Figure 2. Apelin deletion delays VEGF‐induced blood vessel sprouting.

1. Left—Heatmap of RNA‐Seq transcriptome analysis of CD31⁺/CD105⁺ endothelial cells sorted from tumors established by E0771 shRenilla (n = 6) or shApln (n = 3) cells orthotopically injected into C57BL/6J Apln ^+/+ or Apln ^−/− mice, respectively. Tumors were harvested day 25 post‐injection and genes displayed are significantly deregulated at the adjusted P‐value cutoff of 0.05. Right—ingenuity pathway analysis for biological processes predicted to be decreased downstream of the differentially expressed genes.

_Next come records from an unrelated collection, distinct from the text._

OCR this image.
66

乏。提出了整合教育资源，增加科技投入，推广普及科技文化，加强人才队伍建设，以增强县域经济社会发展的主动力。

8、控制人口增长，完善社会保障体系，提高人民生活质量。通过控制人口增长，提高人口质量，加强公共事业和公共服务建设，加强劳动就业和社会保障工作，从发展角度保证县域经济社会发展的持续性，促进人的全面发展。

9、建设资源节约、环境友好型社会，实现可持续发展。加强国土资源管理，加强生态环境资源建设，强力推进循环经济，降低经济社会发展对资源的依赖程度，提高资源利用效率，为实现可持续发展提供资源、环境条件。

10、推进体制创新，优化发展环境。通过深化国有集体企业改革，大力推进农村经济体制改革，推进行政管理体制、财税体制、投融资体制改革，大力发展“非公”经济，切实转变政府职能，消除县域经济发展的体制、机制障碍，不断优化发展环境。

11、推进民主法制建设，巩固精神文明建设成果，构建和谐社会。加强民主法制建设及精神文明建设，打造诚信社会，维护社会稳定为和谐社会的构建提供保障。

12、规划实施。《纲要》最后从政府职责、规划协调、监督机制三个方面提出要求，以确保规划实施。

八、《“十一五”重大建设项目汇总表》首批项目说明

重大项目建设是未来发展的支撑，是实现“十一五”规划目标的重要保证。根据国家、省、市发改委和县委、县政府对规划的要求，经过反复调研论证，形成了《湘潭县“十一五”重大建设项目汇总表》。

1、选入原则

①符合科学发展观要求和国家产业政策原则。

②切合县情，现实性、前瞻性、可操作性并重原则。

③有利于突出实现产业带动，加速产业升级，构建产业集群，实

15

2. Quantification of vessel sprouts (mean values ± SEM) upon VEGF treatment (30 ng/ml) of embryoid bodies (EB) derived from murine ES cells (mESCs) with sense integrations in the Apelin gene (Apln STOP) of the splice acceptor described in Appendix Fig S1B or Cre‐reverted antisense (Apln GO) sister cells. Apln GO (Day 2 n = 6; Day 4 n = 40, Day 6 n = 54, Day 8 n = 32, Day 10 n = 35, Day 11 n = 31), Apln STOP (Day 2 n = 4; Day 4 n = 15, Day 6 n = 31, Day 8 n = 28, Day 10 n = 32, Day 11 n = 37); **P < 0.01, ***P < 0.001, two‐way ANOVA. Representative brightfield images and automated analysis of vessel sprouts by Definiens software are shown in the bottom panels. Scale bars = 200 μm.

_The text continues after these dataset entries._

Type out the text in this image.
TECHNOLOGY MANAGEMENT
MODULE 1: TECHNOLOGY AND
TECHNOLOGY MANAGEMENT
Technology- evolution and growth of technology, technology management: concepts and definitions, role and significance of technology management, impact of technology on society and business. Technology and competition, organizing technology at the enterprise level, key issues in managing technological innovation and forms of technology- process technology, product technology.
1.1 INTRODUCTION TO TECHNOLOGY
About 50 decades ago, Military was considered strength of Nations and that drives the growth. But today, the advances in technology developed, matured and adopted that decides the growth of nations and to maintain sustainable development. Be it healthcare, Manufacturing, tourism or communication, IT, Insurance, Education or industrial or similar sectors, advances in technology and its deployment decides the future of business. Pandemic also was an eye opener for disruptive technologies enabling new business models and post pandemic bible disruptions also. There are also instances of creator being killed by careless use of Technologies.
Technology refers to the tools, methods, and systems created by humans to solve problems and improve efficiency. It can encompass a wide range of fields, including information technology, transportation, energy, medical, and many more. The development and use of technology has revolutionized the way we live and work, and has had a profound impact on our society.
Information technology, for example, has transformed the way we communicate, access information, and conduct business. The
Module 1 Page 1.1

3. Differentially expressed genes using RNA‐Seq transcriptome analysis of CD31⁺ endothelial cells (ECs) sorted from sprouting EBs from Apelin STOP cells stimulated with VEGF (30 ng/ml) and DMSO (−Apln) and repaired Apelin GO sister cells stimulated with VEGF and Apelin (1,000 nM; +Apln). VEGF target genes and angiogenesis‐related genes, predicted by ingenuity pathway analysis (IPA) software, are indicated by bars on the upper axis of the heatmap. GO terms were analyzed by DAVID online software.